A further 15 people have died from the Marburg virus in Angola, taking the death toll to 174 in the world's worst outbreak of the Ebola-like virus.
The World Health Organization says that the virus has now reached the western province of Kuanza Sul - the sixth region to be affected.
The outbreak has killed an unusually high number of the 200 people infected.
A senior WHO official told the AFP news agency that the outbreak would still "get worse before it gets better".
"Everybody should be on alert," said Anarfi Asamoa-Baah, WHO's assistant director general of communicable diseases.
"Not only other provinces in Angola but all its neighbouring countries, the Congo, the Democratic Republic of Congo, Namibia and Zambia."
'Hot zone'
WHO also said that a second portable field laboratory would open shortly in the Angolan capital, Luanda.
One is already open in the province of Uige, where the outbreak started three weeks ago.
Most of those who have died have been children under the age of five.
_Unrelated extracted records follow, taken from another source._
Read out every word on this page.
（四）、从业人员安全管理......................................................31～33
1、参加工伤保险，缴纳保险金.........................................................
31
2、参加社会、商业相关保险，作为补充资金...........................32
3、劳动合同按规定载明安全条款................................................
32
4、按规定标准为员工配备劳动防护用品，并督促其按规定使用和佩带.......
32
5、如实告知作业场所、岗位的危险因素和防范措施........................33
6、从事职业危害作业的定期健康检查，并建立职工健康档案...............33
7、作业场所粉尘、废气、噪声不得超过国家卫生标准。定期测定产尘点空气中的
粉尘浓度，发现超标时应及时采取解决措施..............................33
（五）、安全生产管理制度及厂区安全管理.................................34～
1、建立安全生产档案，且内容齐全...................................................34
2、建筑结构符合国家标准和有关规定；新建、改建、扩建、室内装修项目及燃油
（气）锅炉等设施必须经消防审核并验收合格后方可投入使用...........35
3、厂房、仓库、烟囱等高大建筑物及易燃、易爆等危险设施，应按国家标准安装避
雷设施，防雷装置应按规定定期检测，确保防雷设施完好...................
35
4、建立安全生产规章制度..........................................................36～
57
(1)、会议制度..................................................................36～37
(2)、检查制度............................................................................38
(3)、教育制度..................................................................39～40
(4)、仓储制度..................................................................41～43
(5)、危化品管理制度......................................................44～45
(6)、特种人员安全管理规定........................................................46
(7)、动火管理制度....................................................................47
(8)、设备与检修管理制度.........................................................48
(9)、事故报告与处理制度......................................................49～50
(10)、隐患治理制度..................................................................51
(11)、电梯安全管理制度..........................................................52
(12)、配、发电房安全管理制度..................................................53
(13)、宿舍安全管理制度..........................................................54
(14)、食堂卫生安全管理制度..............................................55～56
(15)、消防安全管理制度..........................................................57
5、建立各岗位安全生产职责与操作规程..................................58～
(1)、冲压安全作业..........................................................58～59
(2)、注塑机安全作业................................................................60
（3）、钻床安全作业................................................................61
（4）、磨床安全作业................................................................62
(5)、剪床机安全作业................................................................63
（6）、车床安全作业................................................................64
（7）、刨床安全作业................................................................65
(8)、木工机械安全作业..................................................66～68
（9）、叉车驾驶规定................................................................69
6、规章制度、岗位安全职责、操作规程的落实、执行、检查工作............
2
Early symptoms of Marburg are diarrhoea, stomach pains, nausea and vomiting, which give way to bleeding.
The WHO said most of the Angolan deaths occurred between three and seven days after the onset of symptoms.
Marburg, a severe form of haemorrhagic fever, has no known vaccine or medical treatment.
Until this outbreak, Angola was not considered part of the geographical "hot zone" for Marburg, says the WHO.